USE OF POULTRY LITTER IN CATTLE FEED
FDA is seeking information on the following questions:
- How extensive is the use of poultry litter in cattle feed in the United States?
- What is the level of feed spillage in poultry litter?
- What are the methods used to process poultry litter prior to inclusion in animal feed?
- What will be the adverse and positive impacts (economic, environmental, health, etc) resulting from banning poultry litter in ruminant feed?
USE OF PET FOOD IN RUMINANT FEED
In order to assure that salvaged pet food is not used in ruminant feed despite the requirement that it be labeled with the caution statement, FDA is asking for comments on the following questions.
- Should pet food for retail sale be labeled with the statement "Do not feed to cattle or other ruminants"?
- What would be the adverse and positive impacts (economic, environmental, health, etc.) of such a labeling requirement?
The Agency is asking for comments on the following questions:
- Are there practical ways, other than dedicated facilities, for firms to demonstrate that the level of "carry-over" could not transmit BSE to cattle or other ruminants? If so, what is the safe level of "carry-over" in a feed mill; and
- What is the scientific rationale used to establish this safe level?
- What steps are firms currently taking to prevent cross-contamination of prohibited protein into ruminant feed, and what are the costs of those steps?
ELIMINATION OF THE "PLATE WASTE" EXEMPTION
The current regulation contains an exemption that permits "inspected meat products which have been cooked and offered for human food and further heat processed for feed (such as plate waste and used cellulosic food casings)" to be fed to ruminants. FDA wishes to reconsider this exemption and is seeking information on the following questions.
- To what extent is plate waste used in ruminant feed?

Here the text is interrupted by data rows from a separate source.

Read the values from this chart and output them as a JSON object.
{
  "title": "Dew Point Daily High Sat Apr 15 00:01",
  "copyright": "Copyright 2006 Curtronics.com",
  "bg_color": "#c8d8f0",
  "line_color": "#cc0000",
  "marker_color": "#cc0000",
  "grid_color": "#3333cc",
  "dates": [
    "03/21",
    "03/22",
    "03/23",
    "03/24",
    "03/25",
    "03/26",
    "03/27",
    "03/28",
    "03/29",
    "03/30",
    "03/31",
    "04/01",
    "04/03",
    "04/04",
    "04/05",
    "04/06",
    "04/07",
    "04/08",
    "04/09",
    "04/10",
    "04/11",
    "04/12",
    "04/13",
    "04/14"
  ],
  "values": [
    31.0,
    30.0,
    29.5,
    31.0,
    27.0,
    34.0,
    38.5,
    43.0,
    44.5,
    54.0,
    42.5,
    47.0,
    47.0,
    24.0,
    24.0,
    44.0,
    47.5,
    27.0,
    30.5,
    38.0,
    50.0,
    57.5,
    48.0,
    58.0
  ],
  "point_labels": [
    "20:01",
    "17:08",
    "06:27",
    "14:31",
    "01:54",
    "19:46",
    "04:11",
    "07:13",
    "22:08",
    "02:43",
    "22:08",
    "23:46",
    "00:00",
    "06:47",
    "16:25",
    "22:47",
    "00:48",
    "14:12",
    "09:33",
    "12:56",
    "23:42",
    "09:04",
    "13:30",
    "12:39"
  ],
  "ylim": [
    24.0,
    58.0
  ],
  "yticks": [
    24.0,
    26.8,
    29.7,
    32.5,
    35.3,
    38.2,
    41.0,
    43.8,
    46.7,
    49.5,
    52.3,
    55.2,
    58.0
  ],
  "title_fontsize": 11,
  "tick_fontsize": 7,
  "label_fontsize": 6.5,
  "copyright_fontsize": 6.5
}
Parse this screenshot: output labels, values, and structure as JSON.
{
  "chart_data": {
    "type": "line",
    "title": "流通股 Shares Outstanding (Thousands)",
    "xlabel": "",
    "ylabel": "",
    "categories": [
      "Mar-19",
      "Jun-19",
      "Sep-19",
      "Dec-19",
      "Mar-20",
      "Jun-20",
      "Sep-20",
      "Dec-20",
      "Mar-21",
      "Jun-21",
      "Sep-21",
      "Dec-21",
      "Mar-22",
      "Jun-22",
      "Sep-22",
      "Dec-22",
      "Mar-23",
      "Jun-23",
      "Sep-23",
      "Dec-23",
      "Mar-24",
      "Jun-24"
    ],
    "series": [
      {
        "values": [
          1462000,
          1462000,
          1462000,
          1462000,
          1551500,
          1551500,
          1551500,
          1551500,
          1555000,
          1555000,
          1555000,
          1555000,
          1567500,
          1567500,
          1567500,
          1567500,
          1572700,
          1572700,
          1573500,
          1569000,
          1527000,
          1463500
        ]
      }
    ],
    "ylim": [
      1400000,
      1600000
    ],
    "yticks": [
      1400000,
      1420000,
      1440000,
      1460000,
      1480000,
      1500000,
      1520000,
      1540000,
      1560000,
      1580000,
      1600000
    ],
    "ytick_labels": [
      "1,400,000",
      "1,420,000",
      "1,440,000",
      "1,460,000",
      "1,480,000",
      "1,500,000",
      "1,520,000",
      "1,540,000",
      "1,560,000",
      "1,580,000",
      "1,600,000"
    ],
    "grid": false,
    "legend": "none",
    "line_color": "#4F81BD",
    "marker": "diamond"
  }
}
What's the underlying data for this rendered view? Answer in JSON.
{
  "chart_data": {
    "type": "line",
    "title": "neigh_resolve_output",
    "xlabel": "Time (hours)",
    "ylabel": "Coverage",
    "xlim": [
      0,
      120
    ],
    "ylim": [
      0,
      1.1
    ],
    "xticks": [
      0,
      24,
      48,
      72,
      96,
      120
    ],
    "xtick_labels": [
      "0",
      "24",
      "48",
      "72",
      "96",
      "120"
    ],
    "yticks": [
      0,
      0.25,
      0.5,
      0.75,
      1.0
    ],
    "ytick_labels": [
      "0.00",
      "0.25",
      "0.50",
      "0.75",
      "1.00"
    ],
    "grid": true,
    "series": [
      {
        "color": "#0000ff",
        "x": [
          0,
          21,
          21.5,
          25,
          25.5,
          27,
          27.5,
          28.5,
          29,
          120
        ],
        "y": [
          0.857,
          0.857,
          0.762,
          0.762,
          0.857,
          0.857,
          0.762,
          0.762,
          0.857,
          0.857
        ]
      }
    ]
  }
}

- What is the composition of plate waste and what are its sources?
- How is plate waste processed prior to inclusion in ruminant feed?
- What would be the adverse and positive impacts (economic, environmental, health, etc.) from excluding plate waste from ruminant feed?
Written or electronic comments in the ANPRM should be submitted by February 6, 2003, to the Dockets Management Branch (HFA-305), Food and Drug Administration, 5630 Fishers Lane, Room 1061, Rockville, MD 20852. Electronic comments may be submitted. All comments should include Docket No. 02N-0273.
Further information about the ANPRM may be found in the November 6, 2002, Federal Register and from Ms. Linda Huntington, Executive Secretariat, Office of the Commissioner (HF-40), Food and Drug Administration, 5600 Fishers Lane, Rockville, MD 20857, 301-827-4443.
It is important to note that while FDA is seeking information on these five areas in the ANPRM, these are not the only part of the BSE feed regulation that might be changed. All parts of the current regulation are under review from both the scientific perspective and FDA's ability to enforce the regulation.